Other books include memoirs co-written with country music stars, Kenny Rogers ('Luck Or Something Like It'), Gretchen Wilson ('Redneck Woman'), and Alabama's Randy Owen ('Born Country').

As a TV writer-producer, he co-founded the experimental video documentary group, TVTV, whose work is still widely shown and acclaimed forty-five years later. As a TV writer in Hollywood, his credits include numerous network specials, documentaries, and teleplays, including the HBO series, 'The History of White People In America;' 'Christopher Reeve: A Celebration of Hope' (Emmy nominee); the original HBO movie, 'Hometown Boy Makes Good,' starring Anthony Edwards; 'CBS: The First Fifty Years;' 'Big Guns Talk,' a history of the Western; and 'Family Values: The Mob & The Movies.' A 2005 documentary he wrote for PBS's 'American Experience' about Vietnam, entitled 'Two Days in October' and directed by Robert Kenner, won both the George Peabody Award and the Emmy Award for Exceptional Merit in Nonfiction Filmmaking.

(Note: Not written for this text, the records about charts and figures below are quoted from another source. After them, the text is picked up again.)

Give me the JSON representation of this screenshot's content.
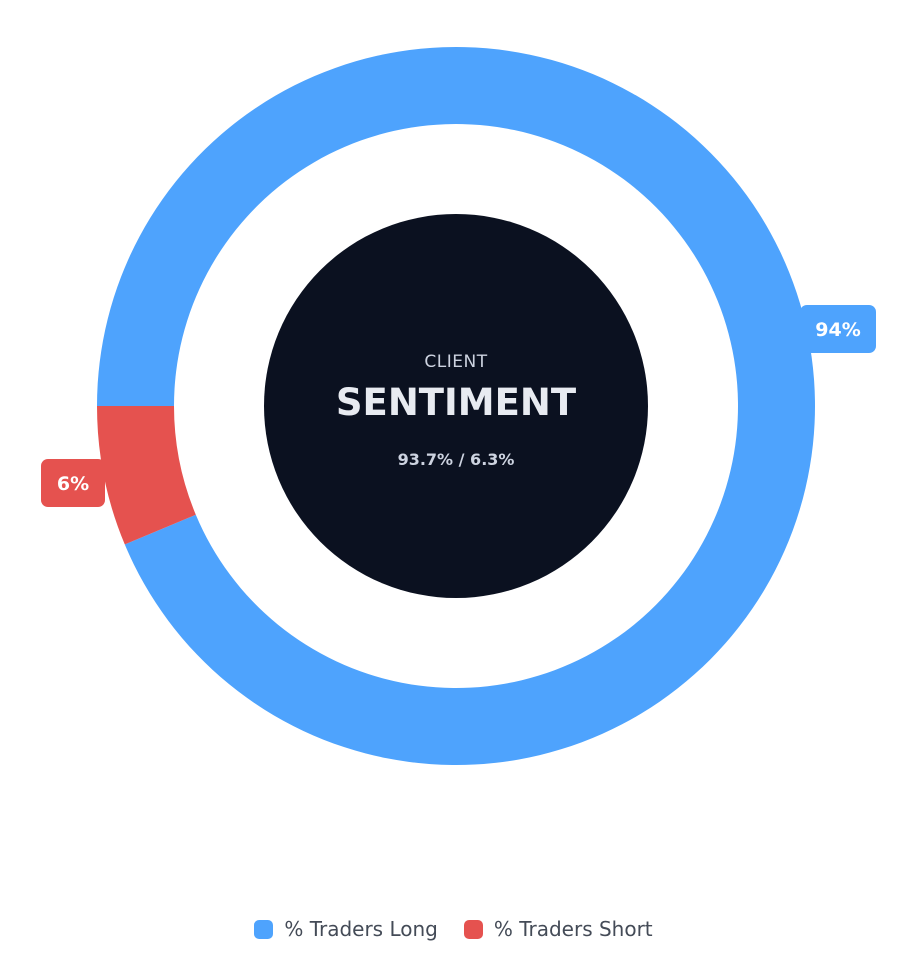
{
  "chart_data": {
    "type": "pie",
    "title": "CLIENT SENTIMENT",
    "center": {
      "caption": "CLIENT",
      "title": "SENTIMENT",
      "ratio": "93.7% / 6.3%"
    },
    "series": [
      {
        "name": "% Traders Long",
        "value": 93.7,
        "label": "94%",
        "color": "#4ea3fd"
      },
      {
        "name": "% Traders Short",
        "value": 6.3,
        "label": "6%",
        "color": "#e5524f"
      }
    ],
    "legend_position": "bottom-center"
  },
  "colors": {
    "center_fill": "#0b1120",
    "background": "#ffffff"
  }
}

Mr. Rucker is the recipient of the duPont-Columbia Journalism Award, the Writers Guild of America Annual Award, the Billboard Video Award, and two CableACE Awards, among others. In 2005, he received a special Writers Guild Award for career distinction as a writer with a disability.

Mr. Rucker is a contributing editor of New Mobility magazine and a longtime blogger for the Christopher Reeve Foundation web site. He is also the Chair of the Writers with Disabilities Committee at the WGA and Co-Chair of the annual Media Access Awards. The MAA's recently won the Ruderman Inclusion Prize from the Ruderman Foundation of Boston. Mr. Rucker has taught at the USC School of Cinematic Arts and Chapman University, among others, and lectures widely on the subject of disability. He lives in LA with wife, Ann-Marie, also a graduate of Washington University in St. Louis. They have two sons.